Fall

Third-year graduate student Emileigh Shoemaker was named a John Mather Nobel Scholar for 2020. Scholars receive a $3000 scientific travel grant over a two-year period, in support of costs for presenting research papers at professional conferences. The program is open to current undergraduate and graduate student summer interns at NASA/Goddard Space Flight Center. The awards are given by The John and Jane Mather Foundation for Science and the Arts in partnership with the National Space Grant Foundation. Emileigh's advisor is Associate Professor Lynn Carter.


Joana Voigt has won an Amelia Earhart Fellowship. The $10,000 fellowship is awarded each year by Zonta International to up to 35 women pursuing doctoral degrees in aerospace engineering and space sciences. The fellowship was established in 1938 in honor of Amelia Earhart, famed pilot and member of the Zonta Clubs of Boston and New York. The fellowship biography for Joana is available from Zonta International. Joana is a fourth-year student working with Associate Professor Christopher Hamilton.

Associate Professor Christopher Hamilton is the recipient of a Fulbright U.S. Scholar Award to Iceland for Planetary Analog Research in Iceland: Investigations of the 1783–1784 Laki and 2014–2015 Holuhraun Lava Flow-Fields.  Dr. Hamilton will work with colleagues at the University of Iceland to document the products of Icelandic flood lava eruptions as well as their impacts on the environment, including astrobiologically relevant lava-water interactions. This project includes three major objectives: geomorphological mapping of the Holuhraun lava flow-field to relate observed surface textures to eyewitness accounts of the eruption; determination of sources for endospore-forming microbial organisms identified within Holuhraun’s lava-induced hot springs; and examination of newly exposed deposits at the northern end of the Laki cone row, where a previously undocumented subglacial fissure segment is now exposed due to ice retreat.

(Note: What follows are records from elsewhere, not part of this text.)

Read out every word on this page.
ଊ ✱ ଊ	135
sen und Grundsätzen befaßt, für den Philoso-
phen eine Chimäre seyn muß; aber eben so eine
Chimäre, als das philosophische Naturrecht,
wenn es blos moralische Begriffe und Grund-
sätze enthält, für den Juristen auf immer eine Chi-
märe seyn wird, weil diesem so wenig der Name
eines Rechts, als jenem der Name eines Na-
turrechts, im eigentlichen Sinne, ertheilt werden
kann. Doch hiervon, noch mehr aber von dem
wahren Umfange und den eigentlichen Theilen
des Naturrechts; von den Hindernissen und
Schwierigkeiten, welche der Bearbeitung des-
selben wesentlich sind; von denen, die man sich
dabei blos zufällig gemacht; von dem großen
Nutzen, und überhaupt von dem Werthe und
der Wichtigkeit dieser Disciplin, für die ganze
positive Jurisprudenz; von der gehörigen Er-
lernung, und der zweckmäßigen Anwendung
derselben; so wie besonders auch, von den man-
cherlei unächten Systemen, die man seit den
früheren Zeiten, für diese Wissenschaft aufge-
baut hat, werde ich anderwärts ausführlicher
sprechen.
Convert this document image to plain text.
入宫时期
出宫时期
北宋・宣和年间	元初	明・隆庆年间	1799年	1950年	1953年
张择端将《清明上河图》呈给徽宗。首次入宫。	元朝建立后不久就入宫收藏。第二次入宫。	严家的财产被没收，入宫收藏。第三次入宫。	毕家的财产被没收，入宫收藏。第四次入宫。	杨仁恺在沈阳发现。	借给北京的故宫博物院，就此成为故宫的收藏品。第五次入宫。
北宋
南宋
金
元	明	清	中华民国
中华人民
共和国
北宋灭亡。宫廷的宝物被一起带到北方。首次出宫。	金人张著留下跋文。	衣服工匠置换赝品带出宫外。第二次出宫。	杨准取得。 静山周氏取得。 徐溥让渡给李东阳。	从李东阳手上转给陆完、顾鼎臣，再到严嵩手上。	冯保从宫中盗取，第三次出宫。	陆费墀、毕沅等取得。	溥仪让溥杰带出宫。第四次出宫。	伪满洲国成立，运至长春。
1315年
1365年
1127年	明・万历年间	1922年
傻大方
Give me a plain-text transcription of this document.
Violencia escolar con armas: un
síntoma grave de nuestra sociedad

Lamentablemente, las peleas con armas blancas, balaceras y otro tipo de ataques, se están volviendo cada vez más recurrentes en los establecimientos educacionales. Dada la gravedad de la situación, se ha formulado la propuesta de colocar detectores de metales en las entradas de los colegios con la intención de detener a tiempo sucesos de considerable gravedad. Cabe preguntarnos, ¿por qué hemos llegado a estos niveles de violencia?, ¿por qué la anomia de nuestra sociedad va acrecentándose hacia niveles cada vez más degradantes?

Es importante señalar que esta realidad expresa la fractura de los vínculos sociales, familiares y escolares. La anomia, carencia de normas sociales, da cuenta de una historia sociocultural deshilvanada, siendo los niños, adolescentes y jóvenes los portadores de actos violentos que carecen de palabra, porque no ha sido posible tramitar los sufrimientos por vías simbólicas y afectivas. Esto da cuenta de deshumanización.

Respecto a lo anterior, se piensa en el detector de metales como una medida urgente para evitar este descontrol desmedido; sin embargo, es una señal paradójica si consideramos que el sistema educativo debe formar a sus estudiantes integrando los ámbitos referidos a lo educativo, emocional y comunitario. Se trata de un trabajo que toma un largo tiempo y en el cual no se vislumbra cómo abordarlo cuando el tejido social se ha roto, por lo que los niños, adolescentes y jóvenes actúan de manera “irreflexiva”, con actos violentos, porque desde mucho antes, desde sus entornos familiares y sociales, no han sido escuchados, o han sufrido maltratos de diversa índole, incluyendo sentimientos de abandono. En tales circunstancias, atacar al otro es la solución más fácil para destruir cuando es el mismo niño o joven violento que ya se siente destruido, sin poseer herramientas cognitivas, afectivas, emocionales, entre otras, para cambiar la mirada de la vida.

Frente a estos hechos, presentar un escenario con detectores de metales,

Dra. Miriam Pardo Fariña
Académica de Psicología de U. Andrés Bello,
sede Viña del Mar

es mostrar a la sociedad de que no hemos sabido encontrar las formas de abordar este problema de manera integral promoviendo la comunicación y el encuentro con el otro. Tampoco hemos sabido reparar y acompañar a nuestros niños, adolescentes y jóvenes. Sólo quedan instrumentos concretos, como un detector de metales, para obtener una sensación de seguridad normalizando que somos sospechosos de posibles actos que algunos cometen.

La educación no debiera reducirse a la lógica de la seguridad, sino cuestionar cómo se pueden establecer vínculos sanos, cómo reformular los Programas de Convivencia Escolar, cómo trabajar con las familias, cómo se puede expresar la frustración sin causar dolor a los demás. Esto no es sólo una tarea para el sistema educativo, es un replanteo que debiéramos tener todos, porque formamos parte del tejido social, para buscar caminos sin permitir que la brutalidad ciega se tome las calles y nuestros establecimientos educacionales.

As a Fulbright Scholar, Dr. Hamilton will share knowledge and foster meaningful connections across communities in the United States and Iceland. Fulbrighters engage in cutting-edge research and expand their professional networks, often continuing research collaborations started abroad and laying the groundwork for forging future partnerships between institutions. Upon returning to their home countries, institutions, labs, and classrooms, they share their stories and often become active supporters of international exchange, inviting foreign scholars to campus and encouraging colleagues and students to go abroad. As Fulbright Scholar alumni, their careers are enriched by joining a network of thousands of esteemed scholars, many of whom are leaders in their fields. Alumni include 60 Nobel Prize laureates, 86 Pulitzer Prize recipients, and 37 who have served as a head of state or government.

The Fulbright Program is the flagship international educational exchange program sponsored by the U.S. government and is designed to forge lasting connections between the people of the United States and the people of other countries, counter misunderstandings, and help people and nations work together toward common goals. Since its establishment in 1946, the Fulbright Program has enabled more than 390,000 dedicated and accomplished students, scholars, artists, teachers, and professionals of all backgrounds to study, teach and conduct research, exchange ideas, and find solutions to shared international concerns. The Fulbright Program is funded through an annual appropriation made by the U.S. Congress to the U.S. Department of State. Participating governments and host institutions, corporations, and foundations around the world also provide direct and indirect support to the Program, which operates in more than 160 countries worldwide.

Dr. Lyle Broadfoot passed away on August 30. Lyle earned a Bachelor of Engineering at the University of Saskatchewan in Saskatoon, Canada, in 1956, and then spent two years as an engineer with the Defense Research Board in Ottawa. He returned to the University of Saskatchwan to earn an M.S. (1960) and Ph.D. (1963) in physics. Lyle worked for 15 years at the Kitt Peak National Observatory in Tucson, Arizona, as a physicist in the space division. In 1979, Dr. Broadfoot became a research scientist and associate physicist at the Space Engineering Research Center at the University of Southern California, Los Angeles. Lyle joined LPL in 1982 as a Senior Research Scientist; he retired from LPL in 2003.

At LPL, Dr. Broadfoot led the group responsible for building the first Extreme Ultraviolet Spectrometers to observe every planet but Earth and Mars. He also discovered the auroras on Jupiter, Saturn, Uranus, and Neptune, and determined the vertical profiles of atmospheric density and composition for Jupiter, Saturn, Uranus, Neptune, Titan and Triton by occultation. Dr. Broadfoot received multiple awards from NASA, including several Exceptional Scientific Achievement Medals and Group Achievement Awards for Voyager science instrument development and for Voyager science investigations. He was also recognized with Group Achievement Awards for the Galileo Gaspra encounter team and the Galileo Ida encounter/Dactyl discovery team.

(Excerpted from Marquis Who's Who, February 22, 2019).